Social responsibility, moral and sporting integrity matter not one jot to these multi millionaire chief executives or their billionaire major shareholders. And if you think I’m scaremongering for the sake of it, I remind you of a previous Celtic chairman’s words not so long ago – In August 2004 Brian Quinn gave the masses an insight into the way top financiers and executives work when he confessed, “it’s in our (Celtic) interest that the game in Scotland becomes more competitive. I mean, it’s great to win the league by seventeen points, but not at the cost of attendances going down, which they have been.”

The question is, how does Peter and the PLC envisage the future of ‘competitiveness’? Is it to be cutting our cloth accordingly and Scottish football becoming more equal like it was in the 80s or is that a pipe dream now? Or is it to give new life to our biggest rivals, the club who have despised us and the faith and nationality of many of our supporters?

I might just have lasted a little while longer paying to watch Celtic in an uncompetitive league. If this goes through I will no longer be used to fund the financial gravy train for the likes of Dunfermline, St Johnstone and Hearts. But neither will I pay to watch 11 millionaires in green and white hoops claim to represent me in a league that is brazenly gerrymandering in order to provide life support for cheats while relying on Celtic fans to fund it in some twisted logic of providing competition and securing rivalry!

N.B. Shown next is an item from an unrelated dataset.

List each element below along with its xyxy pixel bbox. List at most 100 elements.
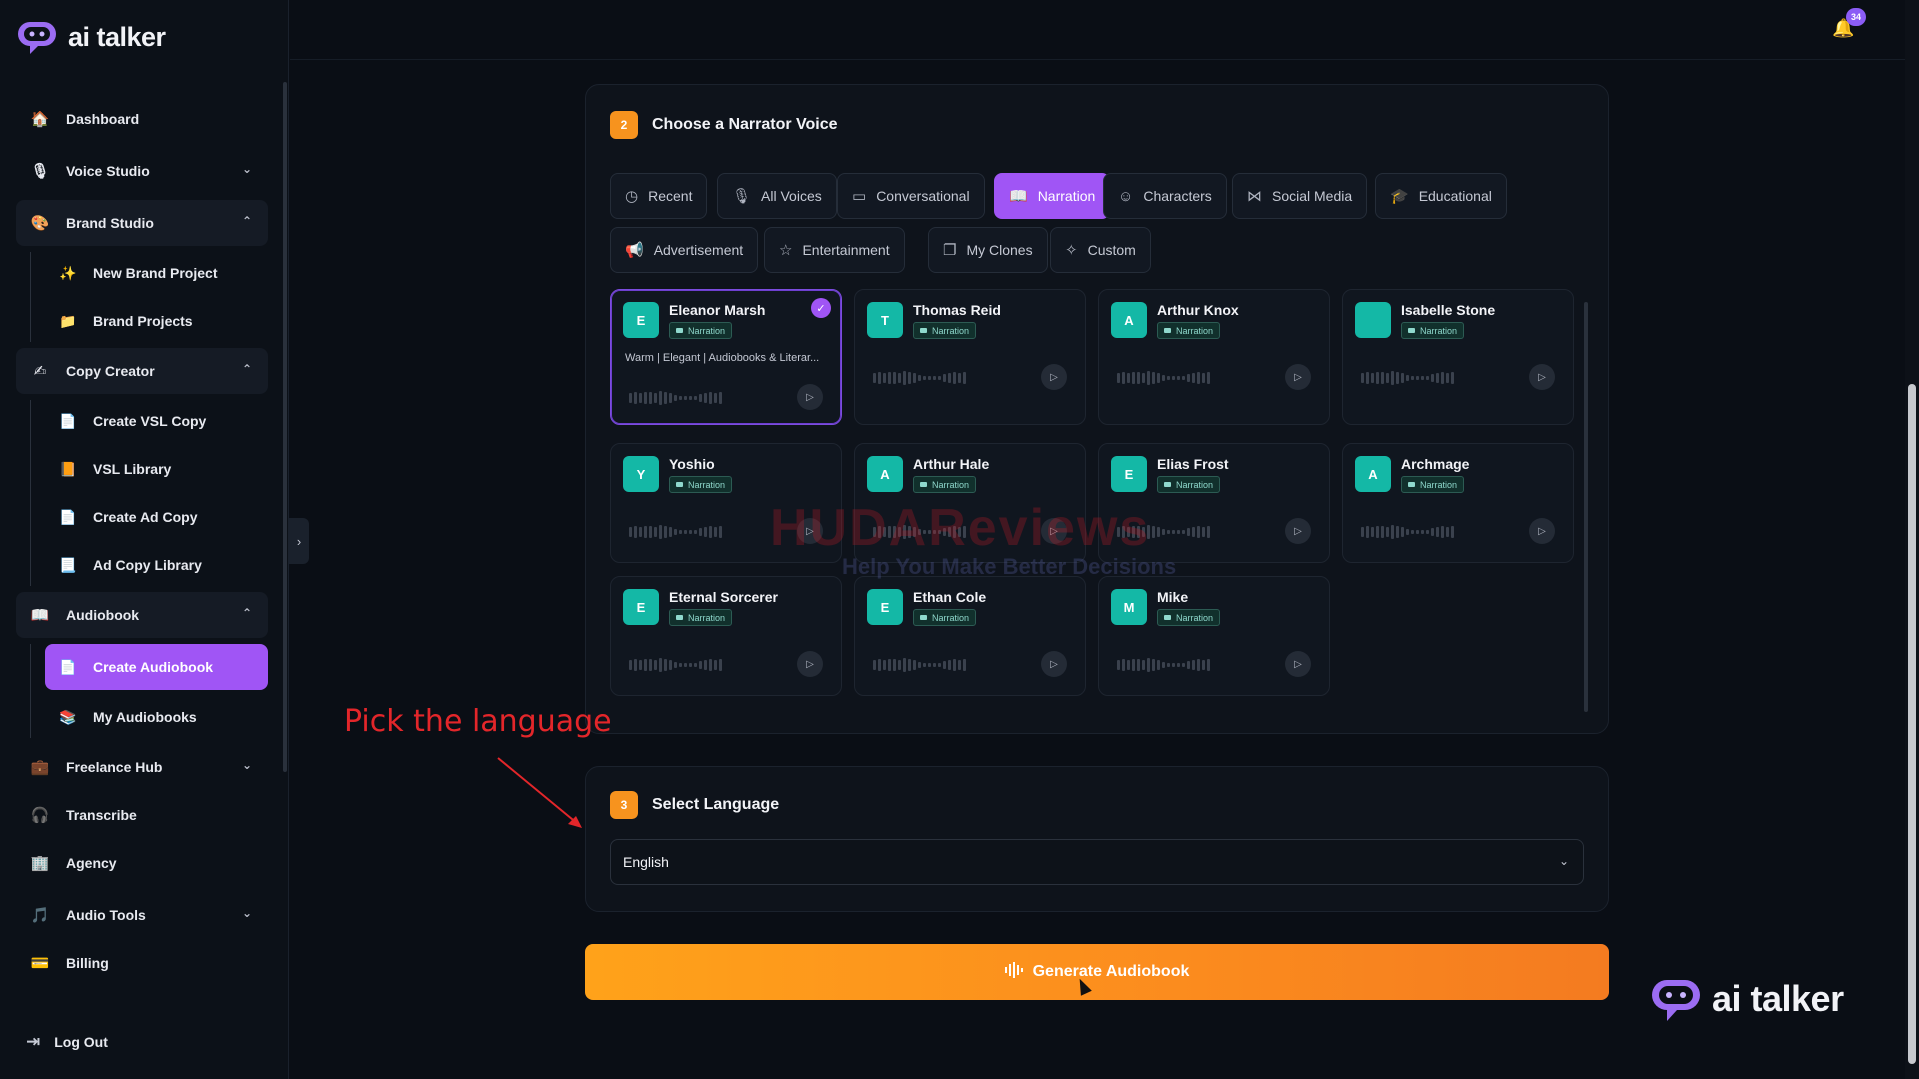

Will Celtic be getting my season ticket money and will other clubs be getting my inflated ‘Old Firm’ away money next season and every season after that? Not if they let this happen! But even if the huns don’t get liquidated, Celtic PLC’s actions at this crucial time will be just as revealing to Celtic fans as the bigoted mainstream Scottish media’s have been in all of this.

It’s all to play for!


[1] They really mean Rangers fans attending their stadiums, given it is more likely that other clubs would increase their active attendee figures knowing they have an outside chance of winning a league and a good chance of making Europe and winning cups.